D’une superficie de près de 1 600 km2, les « terres du Séminaire », nom usuel de la Seigneurie de Beaupré, forment une bande parallèle au fleuve, de plus ou moins 95 km de longueur par 20 km de largeur, partant à l’ouest de Stoneham et Ste-Brigitte-de-Laval jusqu’à la rivière du Gouffre à Saint-Urbain à l’est, peut-on lire sur le site du Séminaire de Québec. À la demande d’entrevue du Charlevoisien sur cette nouvelle mobilisation citoyenne, le Séminaire a fait parvenir une réponse laconique.

« Nous accusons réception de votre demande ou plutôt de votre offre, mais vous comprendrez que nous n’avons pas à nous justifier sur l’utilisation de notre propriété privée ou sur son accessibilité. »

Anika Bédard n’entend pas lâcher le morceau.

« Pourquoi ça nous dérange ? C’est l’arrière-cour de Québec.
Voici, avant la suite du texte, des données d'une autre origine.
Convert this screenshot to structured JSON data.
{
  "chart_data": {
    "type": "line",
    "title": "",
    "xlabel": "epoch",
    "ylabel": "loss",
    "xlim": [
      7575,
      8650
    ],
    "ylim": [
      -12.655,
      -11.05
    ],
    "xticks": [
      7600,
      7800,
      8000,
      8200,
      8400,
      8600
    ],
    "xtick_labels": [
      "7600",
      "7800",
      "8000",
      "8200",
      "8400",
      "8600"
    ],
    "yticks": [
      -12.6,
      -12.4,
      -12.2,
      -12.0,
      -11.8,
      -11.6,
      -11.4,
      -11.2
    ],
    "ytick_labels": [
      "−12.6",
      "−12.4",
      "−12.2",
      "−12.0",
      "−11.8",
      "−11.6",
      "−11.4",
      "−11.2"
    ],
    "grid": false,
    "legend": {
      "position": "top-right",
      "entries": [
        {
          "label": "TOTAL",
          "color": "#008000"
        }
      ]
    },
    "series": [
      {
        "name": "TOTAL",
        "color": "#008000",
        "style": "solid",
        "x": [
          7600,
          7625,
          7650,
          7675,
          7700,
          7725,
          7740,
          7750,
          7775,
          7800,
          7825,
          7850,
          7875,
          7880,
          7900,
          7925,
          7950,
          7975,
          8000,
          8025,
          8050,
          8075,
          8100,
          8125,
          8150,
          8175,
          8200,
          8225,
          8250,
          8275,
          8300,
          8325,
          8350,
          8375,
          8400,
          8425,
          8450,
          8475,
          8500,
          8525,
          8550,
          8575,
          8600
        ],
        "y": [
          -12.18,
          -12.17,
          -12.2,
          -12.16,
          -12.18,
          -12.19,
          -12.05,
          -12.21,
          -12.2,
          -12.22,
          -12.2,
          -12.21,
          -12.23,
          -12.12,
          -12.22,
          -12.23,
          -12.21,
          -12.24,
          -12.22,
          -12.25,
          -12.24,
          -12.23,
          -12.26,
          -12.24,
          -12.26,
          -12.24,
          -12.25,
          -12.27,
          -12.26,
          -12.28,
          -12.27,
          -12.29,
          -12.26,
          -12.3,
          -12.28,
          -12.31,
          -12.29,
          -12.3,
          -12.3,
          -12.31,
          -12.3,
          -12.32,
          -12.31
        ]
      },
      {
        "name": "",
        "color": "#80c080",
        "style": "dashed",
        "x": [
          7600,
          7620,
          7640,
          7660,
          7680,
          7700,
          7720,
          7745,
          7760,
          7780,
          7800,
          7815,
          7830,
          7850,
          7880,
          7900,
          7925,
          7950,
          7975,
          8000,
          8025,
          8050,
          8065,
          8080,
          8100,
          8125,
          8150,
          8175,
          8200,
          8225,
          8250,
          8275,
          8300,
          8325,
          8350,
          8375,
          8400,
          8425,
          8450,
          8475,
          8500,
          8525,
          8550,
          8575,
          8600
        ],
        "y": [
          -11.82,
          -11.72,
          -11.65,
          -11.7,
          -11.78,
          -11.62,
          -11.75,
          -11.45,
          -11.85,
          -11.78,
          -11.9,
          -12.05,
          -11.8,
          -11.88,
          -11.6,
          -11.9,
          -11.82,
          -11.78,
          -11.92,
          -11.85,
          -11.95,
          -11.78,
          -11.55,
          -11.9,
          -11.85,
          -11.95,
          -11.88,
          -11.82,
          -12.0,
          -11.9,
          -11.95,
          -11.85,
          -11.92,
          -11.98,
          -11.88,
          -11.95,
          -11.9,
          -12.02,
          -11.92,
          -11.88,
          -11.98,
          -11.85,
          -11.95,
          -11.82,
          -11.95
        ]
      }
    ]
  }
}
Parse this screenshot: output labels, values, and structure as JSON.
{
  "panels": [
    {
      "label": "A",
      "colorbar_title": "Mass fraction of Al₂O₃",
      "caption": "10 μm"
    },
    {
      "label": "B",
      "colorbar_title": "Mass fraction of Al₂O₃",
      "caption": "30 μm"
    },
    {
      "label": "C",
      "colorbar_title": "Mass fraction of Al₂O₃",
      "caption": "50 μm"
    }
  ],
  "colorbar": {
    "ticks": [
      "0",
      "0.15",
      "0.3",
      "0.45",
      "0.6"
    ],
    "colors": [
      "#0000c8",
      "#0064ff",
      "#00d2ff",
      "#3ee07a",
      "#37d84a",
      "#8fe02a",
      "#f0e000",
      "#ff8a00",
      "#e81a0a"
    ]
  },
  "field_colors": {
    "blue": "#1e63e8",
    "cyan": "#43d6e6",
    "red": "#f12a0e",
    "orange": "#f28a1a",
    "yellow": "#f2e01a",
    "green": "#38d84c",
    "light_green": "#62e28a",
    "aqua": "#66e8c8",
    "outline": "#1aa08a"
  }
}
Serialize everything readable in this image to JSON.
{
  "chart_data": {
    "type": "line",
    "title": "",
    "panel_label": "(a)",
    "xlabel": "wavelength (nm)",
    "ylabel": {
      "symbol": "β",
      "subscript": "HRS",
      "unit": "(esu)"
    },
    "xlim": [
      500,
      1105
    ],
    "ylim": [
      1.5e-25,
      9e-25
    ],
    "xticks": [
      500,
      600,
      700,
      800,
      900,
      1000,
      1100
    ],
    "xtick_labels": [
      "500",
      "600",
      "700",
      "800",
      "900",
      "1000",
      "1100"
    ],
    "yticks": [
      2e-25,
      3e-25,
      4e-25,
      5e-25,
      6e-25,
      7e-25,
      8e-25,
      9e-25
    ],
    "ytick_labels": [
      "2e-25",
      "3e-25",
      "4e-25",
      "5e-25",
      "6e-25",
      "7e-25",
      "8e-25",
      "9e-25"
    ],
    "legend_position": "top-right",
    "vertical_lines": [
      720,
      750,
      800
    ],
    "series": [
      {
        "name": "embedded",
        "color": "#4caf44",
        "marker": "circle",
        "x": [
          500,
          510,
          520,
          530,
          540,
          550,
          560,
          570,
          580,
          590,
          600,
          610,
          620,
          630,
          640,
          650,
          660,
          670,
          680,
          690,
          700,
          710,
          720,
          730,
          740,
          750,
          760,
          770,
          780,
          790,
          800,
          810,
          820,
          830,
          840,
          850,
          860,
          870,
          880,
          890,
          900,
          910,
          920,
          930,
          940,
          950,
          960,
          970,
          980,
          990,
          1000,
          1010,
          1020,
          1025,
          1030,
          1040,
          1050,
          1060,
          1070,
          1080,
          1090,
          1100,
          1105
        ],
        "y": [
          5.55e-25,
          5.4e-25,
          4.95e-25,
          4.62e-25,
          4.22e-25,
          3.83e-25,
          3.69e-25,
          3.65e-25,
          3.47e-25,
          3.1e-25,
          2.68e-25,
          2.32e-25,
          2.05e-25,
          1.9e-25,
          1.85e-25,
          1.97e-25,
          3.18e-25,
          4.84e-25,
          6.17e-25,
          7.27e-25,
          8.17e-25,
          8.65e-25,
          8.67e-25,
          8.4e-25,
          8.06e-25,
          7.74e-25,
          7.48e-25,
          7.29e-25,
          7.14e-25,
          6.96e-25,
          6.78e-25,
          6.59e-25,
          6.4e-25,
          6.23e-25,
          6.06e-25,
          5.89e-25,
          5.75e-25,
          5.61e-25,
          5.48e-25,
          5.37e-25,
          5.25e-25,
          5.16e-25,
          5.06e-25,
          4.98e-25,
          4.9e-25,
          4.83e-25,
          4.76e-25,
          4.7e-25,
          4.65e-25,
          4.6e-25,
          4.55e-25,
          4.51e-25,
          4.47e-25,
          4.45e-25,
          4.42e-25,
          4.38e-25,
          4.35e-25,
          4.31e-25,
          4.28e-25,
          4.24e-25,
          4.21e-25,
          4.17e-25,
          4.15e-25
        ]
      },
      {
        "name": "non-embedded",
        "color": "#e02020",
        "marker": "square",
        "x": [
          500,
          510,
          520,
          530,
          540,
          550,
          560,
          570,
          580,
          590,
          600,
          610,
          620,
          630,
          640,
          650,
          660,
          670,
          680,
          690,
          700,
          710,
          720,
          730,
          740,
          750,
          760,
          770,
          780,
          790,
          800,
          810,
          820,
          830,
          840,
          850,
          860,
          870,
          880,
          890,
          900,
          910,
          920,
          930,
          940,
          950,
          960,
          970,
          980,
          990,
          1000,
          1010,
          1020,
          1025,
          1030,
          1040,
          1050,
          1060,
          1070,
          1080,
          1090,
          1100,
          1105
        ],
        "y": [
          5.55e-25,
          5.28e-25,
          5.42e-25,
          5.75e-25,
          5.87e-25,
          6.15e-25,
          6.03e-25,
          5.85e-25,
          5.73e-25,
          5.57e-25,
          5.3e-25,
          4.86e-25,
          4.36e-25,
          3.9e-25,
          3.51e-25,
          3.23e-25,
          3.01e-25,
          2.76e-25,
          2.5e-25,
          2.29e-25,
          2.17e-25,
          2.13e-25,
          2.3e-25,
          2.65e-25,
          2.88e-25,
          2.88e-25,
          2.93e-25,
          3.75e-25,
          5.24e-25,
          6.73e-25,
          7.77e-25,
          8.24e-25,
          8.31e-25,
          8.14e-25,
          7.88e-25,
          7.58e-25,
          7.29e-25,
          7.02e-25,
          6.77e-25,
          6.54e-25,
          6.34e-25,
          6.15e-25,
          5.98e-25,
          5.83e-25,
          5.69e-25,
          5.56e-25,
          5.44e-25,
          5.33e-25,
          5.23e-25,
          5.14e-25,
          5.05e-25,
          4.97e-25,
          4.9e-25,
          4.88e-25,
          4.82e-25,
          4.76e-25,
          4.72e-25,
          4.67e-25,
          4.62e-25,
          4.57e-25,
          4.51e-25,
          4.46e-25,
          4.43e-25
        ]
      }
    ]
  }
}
Toutes les municipalités accotent sur les terres du Séminaire, mais il n’y a que 1300 personnes qui ont le droit d’y entrer, les autres non ! Et en plus, on vous donne une contravention si vous vous faites prendre… »

Elle-même s’aventure régulièrement sur « la terre défendue ». « Je prends des photos, je veux que les gens voient comme c’est beau. »

Cette beauté, rappelle-t-elle, est toutefois fragile.

Selon elle, le Séminaire brade le territoire, notamment en favorisant les coupes forestières et le développement éolien.

« Que restera-t-il de ces paysages grandioses sur les Terres du séminaire après que Boralex et Energir seront passées ? Cette région devrait faire partie d’un parc naturel où tous les Québécois pourraient avoir accès. Ils n’ont aucun remords de détruire un paysage, un écosystème particulier. Comment se fait-il que des religieux catholiques ont toujours ce territoire, le gèrent comme une compagnie privée, mais ne redonneront rien aux communautés avoisinantes sans payer de taxes ou d’impôt ? C’est choquant ! », écrit Mme Bédard dans une publication.

De plus en plus de citoyens adhèrent à la page Facebook. Un comité a été formé et des réunions ont eu lieu.

 « On n’a aucune idée où ça va aller, mais de semaine en semaine, des gens s’ajoutent. Les gens sont frustrés ! On a une lettre qu’on veut envoyer au Séminaire… On doit en parler. Est-ce qu’ils sont vraiment légitimes de faire ce qu’ils veulent avec un territoire qui fait partie de notre patrimoine québécois ? La question se pose », conclut Mme Bédard.